Diggers, who pay $43 for a yearly license, are independent contractors. Many pick blueberries, make Christmas wreaths or process lobster in other seasons. To get top dollar, they periodically stage work stoppages against the two dozen bait houses licensed by Maine.

"They've gotten five raises this year, and now they're getting 20 cents a worm," says Stetson Everett, owner of the 56-year-old Eastern Sea Worm Co. of Hancock, Maine. "They seem to have forgotten that people don't have to fish, [that] they fish for recreation."

But Everett and others worry that the problem may be more serious than a simple labor dispute.

Foreign anglers and aquaculture businesses are demanding bloodworms and bidding up the prices. The demand was heightened when a virus attacked a species of worm that lives in Central America, forcing fish farms to substitute bloodworms.

The seller's market has attracted a new wave of diggers, who want to cash in quickly.

"Everything's being spread too thin," says Peter Thayer, a scientist with the Maine Department of Marine Resources. "There's worry that the market could be ruined."

Agency statistics show bloodworm harvests dropping from a high of 37 million in 1970 to 21 million in 1998.

"A digger hopes to get 1,000 worms a day to be profitable, but right now it's hard to get 500," says Thayer.

Bloodworms usually arrive in Maryland from Maine aboard a USAirways flight, packed with seaweed in cardboard boxes, 250 to a box. The worms require refrigeration to survive, and sometimes the packages get bumped from flights with disastrous results.

"They bite each other and ... die. It's a bloody mess when you open the case," says Taylor.
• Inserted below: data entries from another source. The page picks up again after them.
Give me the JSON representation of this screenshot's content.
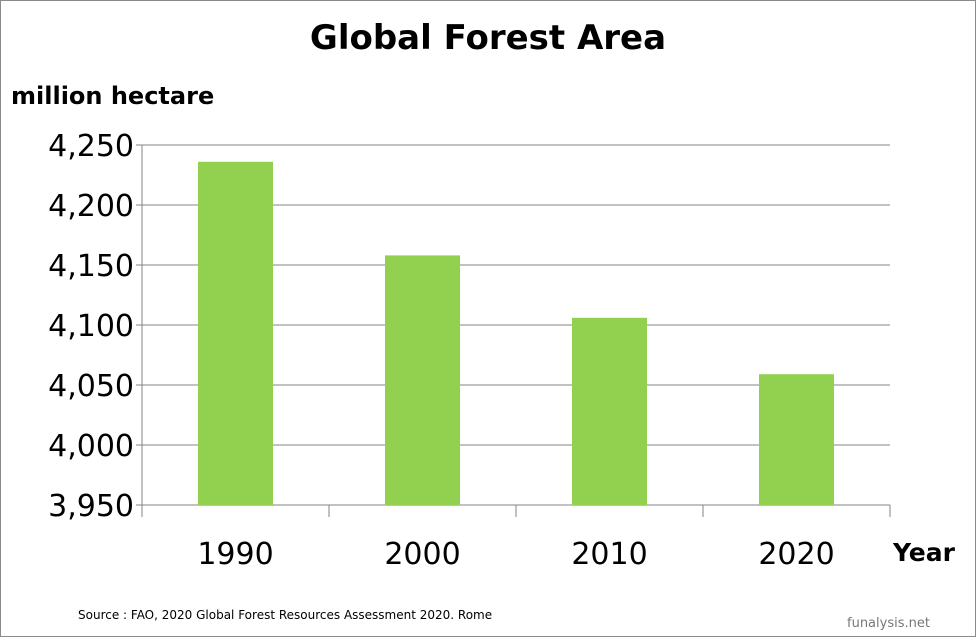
{
  "chart_data": {
    "type": "bar",
    "title": "Global Forest Area",
    "ylabel": "million hectare",
    "xlabel": "Year",
    "categories": [
      "1990",
      "2000",
      "2010",
      "2020"
    ],
    "values": [
      4236,
      4158,
      4106,
      4059
    ],
    "ylim": [
      3950,
      4250
    ],
    "yticks": [
      3950,
      4000,
      4050,
      4100,
      4150,
      4200,
      4250
    ],
    "ytick_labels": [
      "3,950",
      "4,000",
      "4,050",
      "4,100",
      "4,150",
      "4,200",
      "4,250"
    ],
    "grid": true,
    "bar_color": "#92d050"
  },
  "source": "Source : FAO, 2020  Global Forest Resources Assessment 2020. Rome",
  "brand": "funalysis.net"
}
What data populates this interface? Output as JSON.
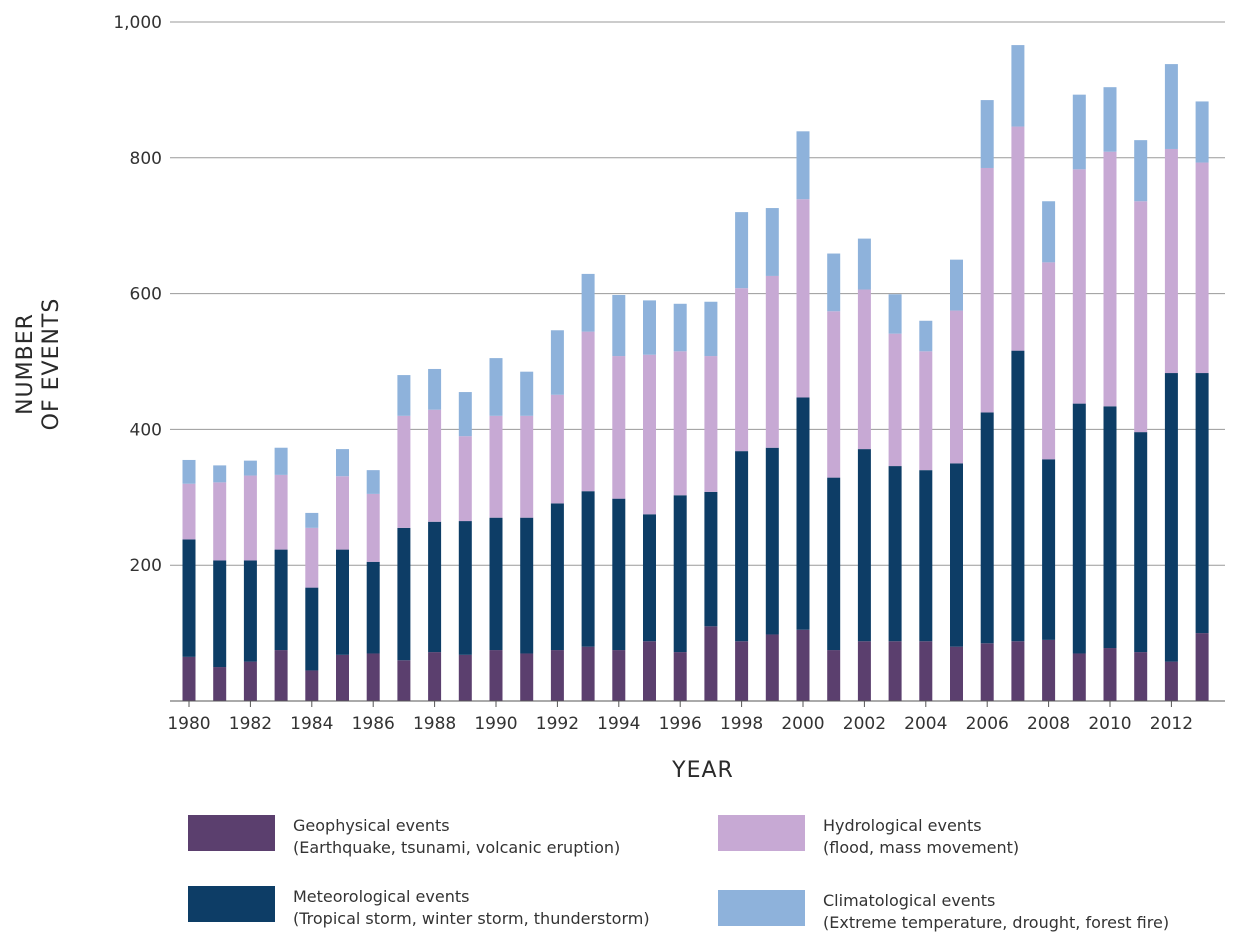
{
  "chart_data": {
    "type": "bar",
    "stacked": true,
    "xlabel": "YEAR",
    "ylabel": [
      "NUMBER",
      "OF EVENTS"
    ],
    "ylim": [
      0,
      1000
    ],
    "yticks": [
      200,
      400,
      600,
      800,
      1000
    ],
    "ytick_labels": [
      "200",
      "400",
      "600",
      "800",
      "1,000"
    ],
    "grid": true,
    "legend_position": "bottom",
    "categories": [
      "1980",
      "1981",
      "1982",
      "1983",
      "1984",
      "1985",
      "1986",
      "1987",
      "1988",
      "1989",
      "1990",
      "1991",
      "1992",
      "1993",
      "1994",
      "1995",
      "1996",
      "1997",
      "1998",
      "1999",
      "2000",
      "2001",
      "2002",
      "2003",
      "2004",
      "2005",
      "2006",
      "2007",
      "2008",
      "2009",
      "2010",
      "2011",
      "2012",
      "2013"
    ],
    "xtick_labels": [
      "1980",
      "1982",
      "1984",
      "1986",
      "1988",
      "1990",
      "1992",
      "1994",
      "1996",
      "1998",
      "2000",
      "2002",
      "2004",
      "2006",
      "2008",
      "2010",
      "2012"
    ],
    "series": [
      {
        "name": "Geophysical events",
        "description": "(Earthquake, tsunami, volcanic eruption)",
        "color": "#5b3f6e",
        "values": [
          65,
          50,
          58,
          75,
          45,
          68,
          70,
          60,
          72,
          68,
          75,
          70,
          75,
          80,
          75,
          88,
          72,
          110,
          88,
          98,
          105,
          75,
          88,
          88,
          88,
          80,
          85,
          88,
          90,
          70,
          78,
          72,
          58,
          100
        ]
      },
      {
        "name": "Meteorological events",
        "description": "(Tropical storm, winter storm, thunderstorm)",
        "color": "#0d3d66",
        "values": [
          173,
          157,
          149,
          148,
          122,
          155,
          135,
          195,
          192,
          197,
          195,
          200,
          216,
          229,
          223,
          187,
          231,
          198,
          280,
          275,
          342,
          254,
          283,
          258,
          252,
          270,
          340,
          428,
          266,
          368,
          356,
          324,
          425,
          383
        ]
      },
      {
        "name": "Hydrological events",
        "description": "(flood, mass movement)",
        "color": "#c7a9d4",
        "values": [
          82,
          115,
          125,
          110,
          88,
          108,
          100,
          165,
          165,
          125,
          150,
          150,
          160,
          235,
          210,
          235,
          212,
          200,
          240,
          253,
          292,
          245,
          235,
          195,
          175,
          225,
          360,
          330,
          290,
          345,
          375,
          340,
          330,
          310
        ]
      },
      {
        "name": "Climatological events",
        "description": "(Extreme temperature, drought, forest fire)",
        "color": "#8eb2db",
        "values": [
          35,
          25,
          22,
          40,
          22,
          40,
          35,
          60,
          60,
          65,
          85,
          65,
          95,
          85,
          90,
          80,
          70,
          80,
          112,
          100,
          100,
          85,
          75,
          58,
          45,
          75,
          100,
          120,
          90,
          110,
          95,
          90,
          125,
          90
        ]
      }
    ]
  }
}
What's a poor angler to do? Alternatives include sea clam tongues, sandworms (another Maine product) and a critter right out of a grade-B horror movie, the Vietnamese nuclear worm.

Averaging 2 feet, but growing as long as 5 feet, the nuclear worm has been distributed to bait shops in the mid-Atlantic.

"They look like snakes with pinchers," says Foster, who sells them in her Ocean City shop. "But they don't require refrigeration and have a long shelf life, and you cut them up as you need them. My customers seem to like them."

It may turn out that nuclear worms are good for fishing but bad for fish. In a 1999 report to the federal Aquatic Nuisance Species Task Force, a U.S. Fish and Wildlife biologist based in Annapolis warned that the nuclear worm was being introduced without knowing if it could harm native marine life.

"There are all kinds of nasty diseases in Southeast Asia that I don't want to be exposed to," says Mark Sherfy, now with the U.S. Geological Survey in North Dakota. "One of the unanswered questions is, 'Now that you've bought yourself a 5-foot worm, what else have you bought?' "

In Maine, bait-house owners and state officials are optimistic that the multi-million dollar bloodworm industry will rebound when the new diggers get discouraged, easing pressure on the tidal flats.

"You have to hope this is a cycle," says Thayer. "This was supposed to be a good spawning year, so maybe they'll come back in a couple of years."